XW v XH (Court of Appeal)
Reference:  EWCA Civ 549
Court: Court of Appeal (Civil Division)
Judge: Underhill LJ, King LJ, Moylan LJ
Date of judgment: 2 Apr 2019
Summary: Court of Appeal – Financial remedies – Reporting Restrictions – Anonymity
Download: Download this judgment
Desmond Browne CBE KC (Appellant)
Adam Wolanski KC (Appellant)
Instructing Solicitors: Stewarts for the Appellant, Sears Tooth Solicitors for the Respondent
An appellant wife in financial remedy proceedings applied in advance of the hearing of her appeal for a reporting restrictions order anonymising the parties. The application was primarily made on the ground that such an order was necessary to protect the interests of the parties’ child, who suffered from a very serious illness.
The judge in the court below had made a reporting restrictions order having made findings of fact as to the likely harm that would result from publicising the names of the parties.
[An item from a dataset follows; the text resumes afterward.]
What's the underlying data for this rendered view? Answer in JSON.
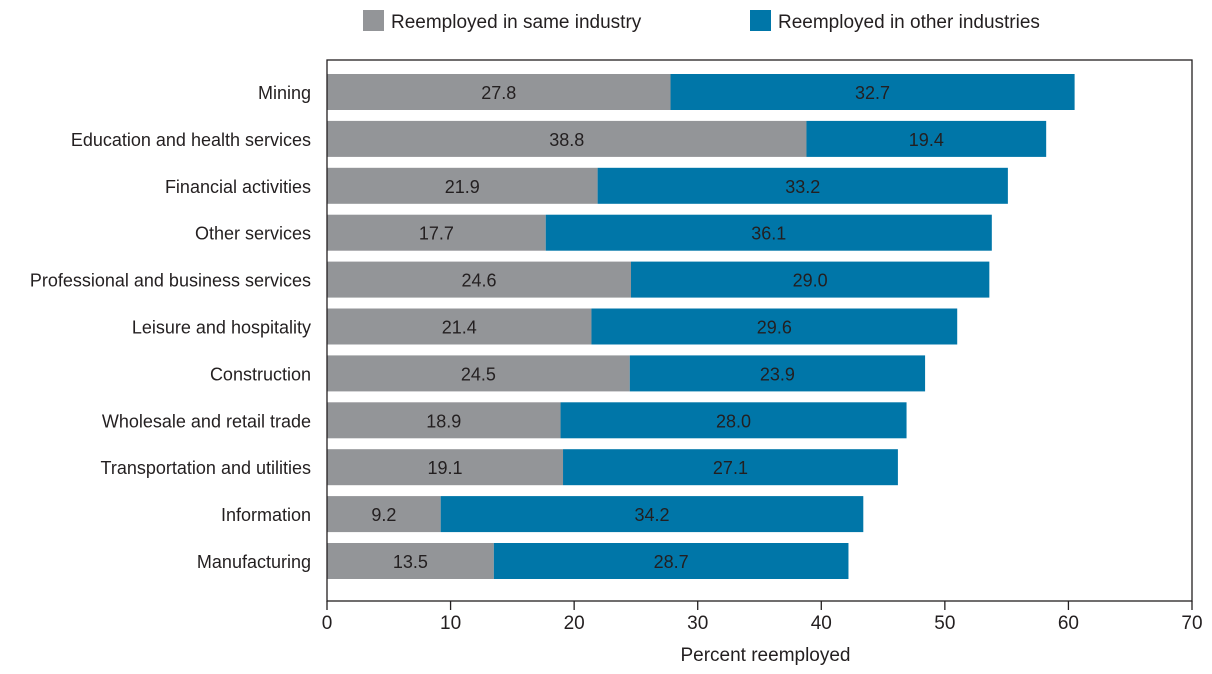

That order was not appealed.
The respondent husband initially opposed the making of an anonymity order, but then reversed his position during the hearing.
Should a reporting restriction order be made
A reporting restriction should be made. The starting point was that the hearings in the Court of Appeal in financial remedies cases were heard in open court and without any restriction on reporting. A different starting point applies at first instance, where such cases are heard in private.
This was an exceptional case in which the welfare interests of the child justified the making of an order anonymising the parties. The order made by the judge below had not been appealed, and his findings as to the harm that publicity may cause were not now challenged. Whilst the Court of Appeal was not bound to follow the course adopted by the judge below, and was required to consider the matter afresh, it would not go behind the finding of harm that had already been made.
The court gave guidance, following Norman v Norman  1 WLR 2523, as to the correct procedure that should be followed on such applications to the Court of Appeal.